Photo by Charlie Schlinger.

NAU helping to restore Fossil Creek
Come this December, Fossil Creek in the Mogollon Rim country of central Arizona will flow like it once did nearly a century ago before a dam diverted the water to the state's first hydroelectric plant.

Several agencies are involved in restoring the riparian habitat of Fossil Creek by removing the dam that fed water to the historic Childs-Irving power plants. Keeping track of the many effects of these restoration activities will be a team of faculty and students from Northern Arizona University led by Charlie Schlinger.
Other agencies with active roles in this complex and historic monitoring program include Arizona Public Service, which owns the plants; U.S. Forest Service; U.S. Bureau of Reclamation; U.S. Fish and Wildlife Service; Arizona Game and Fish Department; and the Federal Energy Regulatory Commission.

Schlinger and Bill Auberle of NAU's engineering faculty, along with NAU faculty scientists in biology, geology and parks and recreation, recently received a $145,000 grant from the Nina Mason Pulliam Charitable Trust to support the Fossil Creek study. This is the first grant awarded by the trust to NAU.

"This project is to monitor and evaluate many of the actions that will come about as a result of decommissioning these hydroelectric facilities, especially the dam," Schlinger said. "The grant from the Nina Mason Pulliam Charitable Trust signifies the importance of this project to Maricopa County and, indeed, all of Arizona."

Schlinger said the project is of interest to many others, including the Yavapai-Apache Nation, the communities of Pine, Payson and Strawberry, the Nature Conservancy, American Rivers, Center for Biological Diversity, Audubon Society and Sierra Club.

After water flows are restored to Fossil Creek, and once the facilities are completely decommissioned, APS will transfer full control of the area to the U.S. Forest Service, which will maintain it for wildlife habitat, endangered species protection and creek-side recreation.

Fossil Springs, just above the power plant dam, once provided year-round water flow to Fossil Creek of about 300 gallons per second.
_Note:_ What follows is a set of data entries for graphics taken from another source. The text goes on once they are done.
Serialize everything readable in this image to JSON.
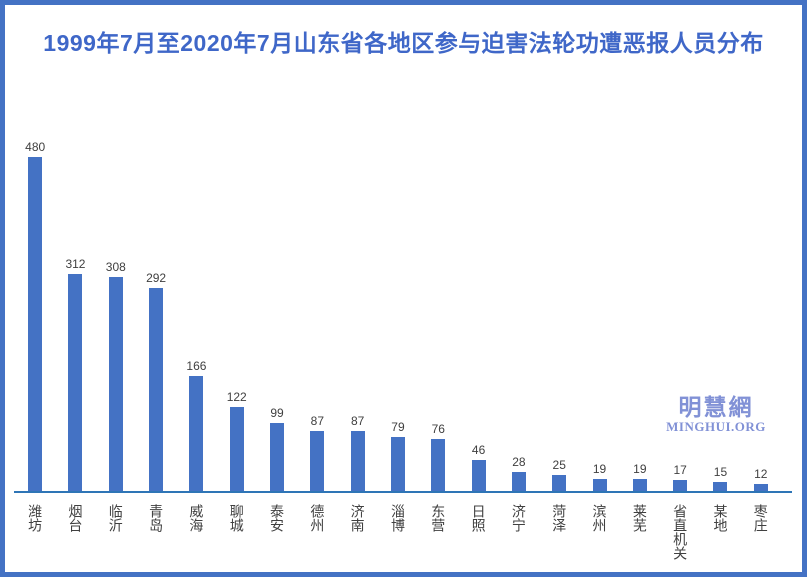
{
  "title": "1999年7月至2020年7月山东省各地区参与迫害法轮功遭恶报人员分布",
  "watermark": {
    "cn": "明慧網",
    "en": "MINGHUI.ORG"
  },
  "colors": {
    "frame_border": "#4472C4",
    "title_text": "#3F67C8",
    "bar_fill": "#4472C4",
    "axis_line": "#2E75B6",
    "data_label_text": "#404040",
    "category_label_text": "#404040",
    "watermark_text": "#8191D6",
    "background": "#FFFFFF"
  },
  "chart_data": {
    "type": "bar",
    "title": "1999年7月至2020年7月山东省各地区参与迫害法轮功遭恶报人员分布",
    "categories": [
      "潍坊",
      "烟台",
      "临沂",
      "青岛",
      "威海",
      "聊城",
      "泰安",
      "德州",
      "济南",
      "淄博",
      "东营",
      "日照",
      "济宁",
      "菏泽",
      "滨州",
      "莱芜",
      "省直机关",
      "某地",
      "枣庄"
    ],
    "values": [
      480,
      312,
      308,
      292,
      166,
      122,
      99,
      87,
      87,
      79,
      76,
      46,
      28,
      25,
      19,
      19,
      17,
      15,
      12
    ],
    "xlabel": "",
    "ylabel": "",
    "ylim": [
      0,
      500
    ],
    "grid": false,
    "legend": "none",
    "data_labels": true,
    "y_axis_visible": false,
    "x_axis_line": true
  }
}
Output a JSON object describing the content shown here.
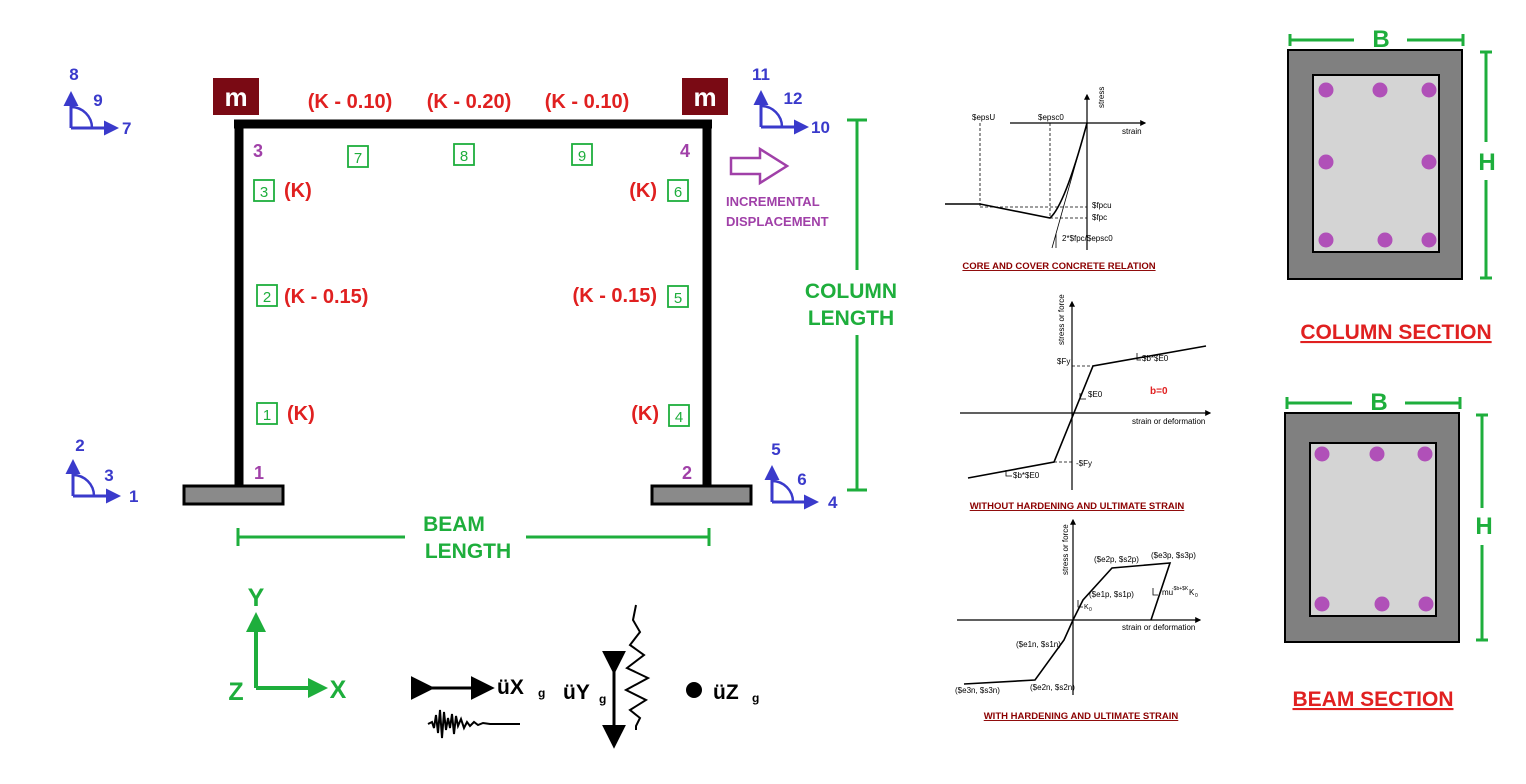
{
  "colors": {
    "frame": "#000000",
    "node_numbers": "#a040a8",
    "stiffness_labels": "#e02020",
    "element_numbers": "#1eae3c",
    "dofs": "#3a3acb",
    "dimensions": "#1eae3c",
    "mass_box": "#7a0a14",
    "rebar": "#b050b8",
    "cover": "#808080",
    "core": "#d4d4d4",
    "section_titles": "#e02020",
    "curve_captions": "#8b0000"
  },
  "frame": {
    "mass_label": "m",
    "nodes": [
      "1",
      "2",
      "3",
      "4"
    ],
    "elements": [
      "1",
      "2",
      "3",
      "4",
      "5",
      "6",
      "7",
      "8",
      "9"
    ],
    "stiffness": {
      "beam_left": "(K - 0.10)",
      "beam_mid": "(K - 0.20)",
      "beam_right": "(K - 0.10)",
      "col_top": "(K)",
      "col_mid": "(K - 0.15)",
      "col_bot": "(K)"
    },
    "incremental_displacement": [
      "INCREMENTAL",
      "DISPLACEMENT"
    ],
    "column_length": [
      "COLUMN",
      "LENGTH"
    ],
    "beam_length": [
      "BEAM",
      "LENGTH"
    ],
    "dofs": {
      "node1": [
        "1",
        "2",
        "3"
      ],
      "node2": [
        "4",
        "5",
        "6"
      ],
      "node3": [
        "7",
        "8",
        "9"
      ],
      "node4": [
        "10",
        "11",
        "12"
      ]
    }
  },
  "axes": {
    "x": "X",
    "y": "Y",
    "z": "Z"
  },
  "ground_motion": {
    "x": "üX",
    "y": "üY",
    "z": "üZ",
    "subscript": "g"
  },
  "curves": {
    "concrete": {
      "caption": "CORE AND COVER CONCRETE RELATION",
      "labels": {
        "stress": "stress",
        "strain": "strain",
        "epsU": "$epsU",
        "epsc0": "$epsc0",
        "fpcu": "$fpcu",
        "fpc": "$fpc",
        "slope": "2*$fpc/$epsc0"
      }
    },
    "steel01": {
      "caption": "WITHOUT HARDENING AND ULTIMATE STRAIN",
      "labels": {
        "y_axis": "stress or force",
        "x_axis": "strain or deformation",
        "fy": "$Fy",
        "neg_fy": "-$Fy",
        "e0": "$E0",
        "b_e0_top": "$b*$E0",
        "b_e0_bot": "$b*$E0",
        "b_value": "b=0"
      }
    },
    "hysteretic": {
      "caption": "WITH HARDENING AND ULTIMATE STRAIN",
      "labels": {
        "y_axis": "stress or force",
        "x_axis": "strain or deformation",
        "p1": "($e1p, $s1p)",
        "p2": "($e2p, $s2p)",
        "p3": "($e3p, $s3p)",
        "n1": "($e1n, $s1n)",
        "n2": "($e2n, $s2n)",
        "n3": "($e3n, $s3n)",
        "k0": "K",
        "k0_sub": "0",
        "mu_label": "mu",
        "mu_sup": "-$b+$K",
        "mu_k": "K",
        "mu_k_sub": "0"
      }
    }
  },
  "sections": {
    "column": {
      "title": "COLUMN SECTION",
      "width": "B",
      "height": "H"
    },
    "beam": {
      "title": "BEAM SECTION",
      "width": "B",
      "height": "H"
    }
  }
}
When the dam was built in the early 1900s, a series of canals, pipes and tunnels diverted the water to the power plant at Childs and later a second plant at Irving, which generated electricity for the mining community of Jerome. As a result, a 14-mile stretch of Fossil Creek below the dam went dry.

At full capacity, five megawatts of power were produced at both power plants, compared to the thousands of megawatts produced at modern coal and nuclear plants, according to Schlinger. "Even so, the Childs-Irving facilities remain viable. Yet APS is committed to the restoration of flows to Fossil Creek and signed an historic agreement to do so," he said.
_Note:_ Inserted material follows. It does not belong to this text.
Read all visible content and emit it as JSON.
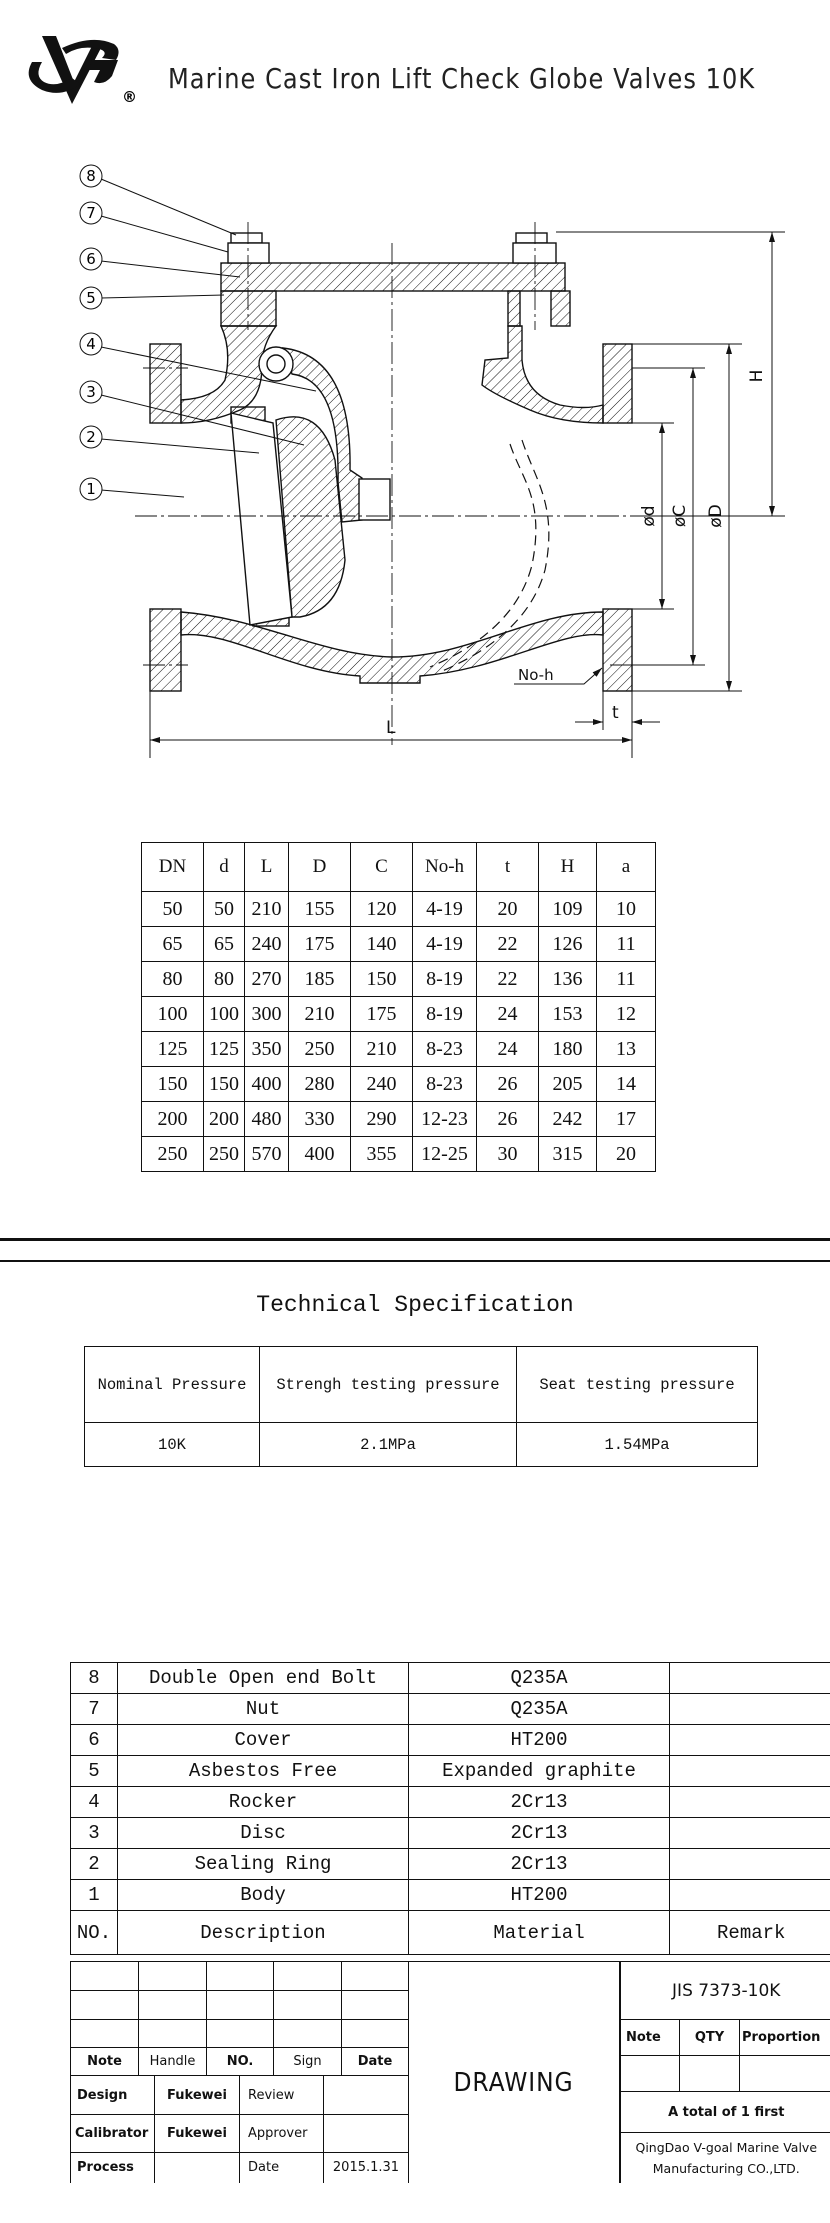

The NAU team will collect baseline data during 2004 before the decommissioning begins so they can track changes over time. Anticipated changes include the reintroduction of native fish, which became isolated upstream of the dam, and the reestablishment of travertine pools created by the calcium-rich water of Fossil Springs. Schlinger's team also will be monitoring the release of sediments that are now trapped behind the dam and looking and the entire creek system, from the diversion dam down to the confluence with the Verde River.
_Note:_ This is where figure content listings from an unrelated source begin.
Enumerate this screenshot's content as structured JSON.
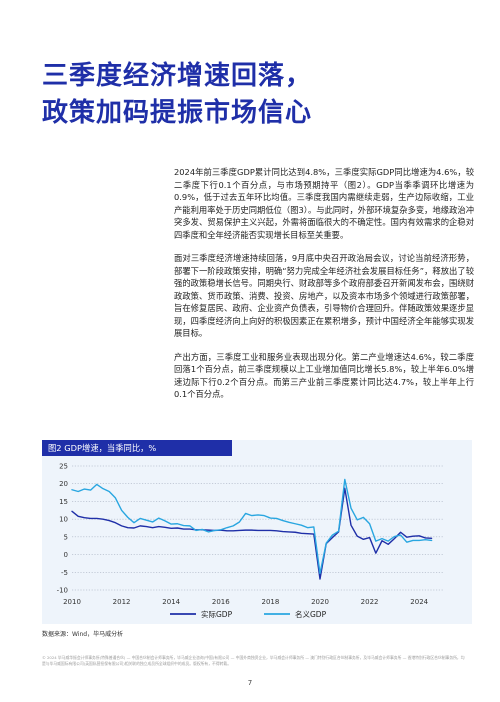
{
  "title": {
    "line1": "三季度经济增速回落，",
    "line2": "政策加码提振市场信心"
  },
  "body": {
    "paragraphs": [
      "2024年前三季度GDP累计同比达到4.8%，三季度实际GDP同比增速为4.6%，较二季度下行0.1个百分点，与市场预期持平（图2）。GDP当季季调环比增速为0.9%，低于过去五年环比均值。三季度我国内需继续走弱，生产边际收缩，工业产能利用率处于历史同期低位（图3）。与此同时，外部环境复杂多变，地缘政治冲突多发、贸易保护主义兴起，外需将面临很大的不确定性。国内有效需求的企稳对四季度和全年经济能否实现增长目标至关重要。",
      "面对三季度经济增速持续回落，9月底中央召开政治局会议，讨论当前经济形势，部署下一阶段政策安排，明确“努力完成全年经济社会发展目标任务”，释放出了较强的政策稳增长信号。同期央行、财政部等多个政府部委召开新闻发布会，围绕财政政策、货币政策、消费、投资、房地产，以及资本市场多个领域进行政策部署，旨在修复居民、政府、企业资产负债表，引导物价合理回升。伴随政策效果逐步显现，四季度经济向上向好的积极因素正在累积增多，预计中国经济全年能够实现发展目标。",
      "产出方面，三季度工业和服务业表现出现分化。第二产业增速达4.6%，较二季度回落1个百分点，前三季度规模以上工业增加值同比增长5.8%，较上半年6.0%增速边际下行0.2个百分点。而第三产业前三季度累计同比达4.7%，较上半年上行0.1个百分点。"
    ]
  },
  "figure": {
    "header": "图2 GDP增速，当季同比，%",
    "source": "数据来源：Wind，毕马威分析"
  },
  "chart_data": {
    "type": "line",
    "title": "图2 GDP增速，当季同比，%",
    "xlabel": "",
    "ylabel": "",
    "x_ticks": [
      "2010",
      "2012",
      "2014",
      "2016",
      "2018",
      "2020",
      "2022",
      "2024"
    ],
    "y_ticks": [
      "-10",
      "-5",
      "0",
      "5",
      "10",
      "15",
      "20",
      "25"
    ],
    "xlim": [
      2010,
      2025
    ],
    "ylim": [
      -10,
      25
    ],
    "grid": "horizontal dotted",
    "legend_position": "bottom-center",
    "series": [
      {
        "name": "实际GDP",
        "color": "#1f2fa8",
        "points": [
          [
            2010.0,
            12.2
          ],
          [
            2010.25,
            10.8
          ],
          [
            2010.5,
            10.4
          ],
          [
            2010.75,
            10.2
          ],
          [
            2011.0,
            10.2
          ],
          [
            2011.25,
            10.0
          ],
          [
            2011.5,
            9.6
          ],
          [
            2011.75,
            9.0
          ],
          [
            2012.0,
            8.1
          ],
          [
            2012.25,
            7.6
          ],
          [
            2012.5,
            7.5
          ],
          [
            2012.75,
            8.1
          ],
          [
            2013.0,
            7.9
          ],
          [
            2013.25,
            7.6
          ],
          [
            2013.5,
            7.9
          ],
          [
            2013.75,
            7.7
          ],
          [
            2014.0,
            7.4
          ],
          [
            2014.25,
            7.5
          ],
          [
            2014.5,
            7.2
          ],
          [
            2014.75,
            7.2
          ],
          [
            2015.0,
            7.0
          ],
          [
            2015.25,
            7.0
          ],
          [
            2015.5,
            6.9
          ],
          [
            2015.75,
            6.8
          ],
          [
            2016.0,
            6.9
          ],
          [
            2016.25,
            6.7
          ],
          [
            2016.5,
            6.7
          ],
          [
            2016.75,
            6.8
          ],
          [
            2017.0,
            6.9
          ],
          [
            2017.25,
            6.9
          ],
          [
            2017.5,
            6.8
          ],
          [
            2017.75,
            6.8
          ],
          [
            2018.0,
            6.8
          ],
          [
            2018.25,
            6.7
          ],
          [
            2018.5,
            6.5
          ],
          [
            2018.75,
            6.4
          ],
          [
            2019.0,
            6.3
          ],
          [
            2019.25,
            6.0
          ],
          [
            2019.5,
            5.9
          ],
          [
            2019.75,
            5.8
          ],
          [
            2020.0,
            -6.9
          ],
          [
            2020.25,
            3.1
          ],
          [
            2020.5,
            4.8
          ],
          [
            2020.75,
            6.4
          ],
          [
            2021.0,
            18.7
          ],
          [
            2021.25,
            8.3
          ],
          [
            2021.5,
            5.2
          ],
          [
            2021.75,
            4.3
          ],
          [
            2022.0,
            4.8
          ],
          [
            2022.25,
            0.4
          ],
          [
            2022.5,
            3.9
          ],
          [
            2022.75,
            2.9
          ],
          [
            2023.0,
            4.5
          ],
          [
            2023.25,
            6.3
          ],
          [
            2023.5,
            4.9
          ],
          [
            2023.75,
            5.2
          ],
          [
            2024.0,
            5.3
          ],
          [
            2024.25,
            4.7
          ],
          [
            2024.5,
            4.6
          ]
        ]
      },
      {
        "name": "名义GDP",
        "color": "#29a6e0",
        "points": [
          [
            2010.0,
            18.3
          ],
          [
            2010.25,
            17.8
          ],
          [
            2010.5,
            18.5
          ],
          [
            2010.75,
            18.2
          ],
          [
            2011.0,
            19.8
          ],
          [
            2011.25,
            18.6
          ],
          [
            2011.5,
            17.8
          ],
          [
            2011.75,
            16.0
          ],
          [
            2012.0,
            12.5
          ],
          [
            2012.25,
            10.5
          ],
          [
            2012.5,
            9.0
          ],
          [
            2012.75,
            10.2
          ],
          [
            2013.0,
            9.7
          ],
          [
            2013.25,
            9.2
          ],
          [
            2013.5,
            10.3
          ],
          [
            2013.75,
            9.5
          ],
          [
            2014.0,
            8.6
          ],
          [
            2014.25,
            8.7
          ],
          [
            2014.5,
            8.2
          ],
          [
            2014.75,
            8.1
          ],
          [
            2015.0,
            6.8
          ],
          [
            2015.25,
            7.1
          ],
          [
            2015.5,
            6.4
          ],
          [
            2015.75,
            6.8
          ],
          [
            2016.0,
            7.0
          ],
          [
            2016.25,
            7.6
          ],
          [
            2016.5,
            8.1
          ],
          [
            2016.75,
            9.2
          ],
          [
            2017.0,
            11.6
          ],
          [
            2017.25,
            11.0
          ],
          [
            2017.5,
            11.2
          ],
          [
            2017.75,
            11.0
          ],
          [
            2018.0,
            10.3
          ],
          [
            2018.25,
            10.2
          ],
          [
            2018.5,
            9.6
          ],
          [
            2018.75,
            9.1
          ],
          [
            2019.0,
            8.7
          ],
          [
            2019.25,
            8.3
          ],
          [
            2019.5,
            7.6
          ],
          [
            2019.75,
            7.8
          ],
          [
            2020.0,
            -5.3
          ],
          [
            2020.25,
            3.2
          ],
          [
            2020.5,
            5.5
          ],
          [
            2020.75,
            6.6
          ],
          [
            2021.0,
            21.2
          ],
          [
            2021.25,
            13.1
          ],
          [
            2021.5,
            9.8
          ],
          [
            2021.75,
            10.5
          ],
          [
            2022.0,
            8.7
          ],
          [
            2022.25,
            3.8
          ],
          [
            2022.5,
            4.5
          ],
          [
            2022.75,
            3.8
          ],
          [
            2023.0,
            5.1
          ],
          [
            2023.25,
            5.5
          ],
          [
            2023.5,
            3.5
          ],
          [
            2023.75,
            4.0
          ],
          [
            2024.0,
            4.0
          ],
          [
            2024.25,
            4.2
          ],
          [
            2024.5,
            4.0
          ]
        ]
      }
    ]
  },
  "footer": {
    "disclaimer": "© 2024 毕马威华振会计师事务所(特殊普通合伙) — 中国合伙制会计师事务所，毕马威企业咨询(中国)有限公司 — 中国外商独资企业，毕马威会计师事务所 — 澳门特别行政区合伙制事务所，及毕马威会计师事务所 — 香港特别行政区合伙制事务所，均是与毕马威国际有限公司(英国私营担保有限公司)相关联的独立成员所全球组织中的成员。版权所有，不得转载。",
    "page_number": "7"
  }
}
In addition to evaluating the state of the Fossil Creek watershed and monitoring the impacts of decommissioning, the group also will work with the Forest Service on possible adaptive management strategies.

"No one knows the full set of effects of restoring flows to Fossil Creek ahead of time, so the land management agency, in this case the Forest Service, will have to be flexible in how the area is managed to accommodate changing circumstances. This is the essence of adaptive management," Schlinger said.

After the restoration of flows in December, Schlinger said, the plan is to fully decommission the Childs-Irving facilities and restore, to the greatest extent practical, the disturbed areas to their natural splendor by 2009.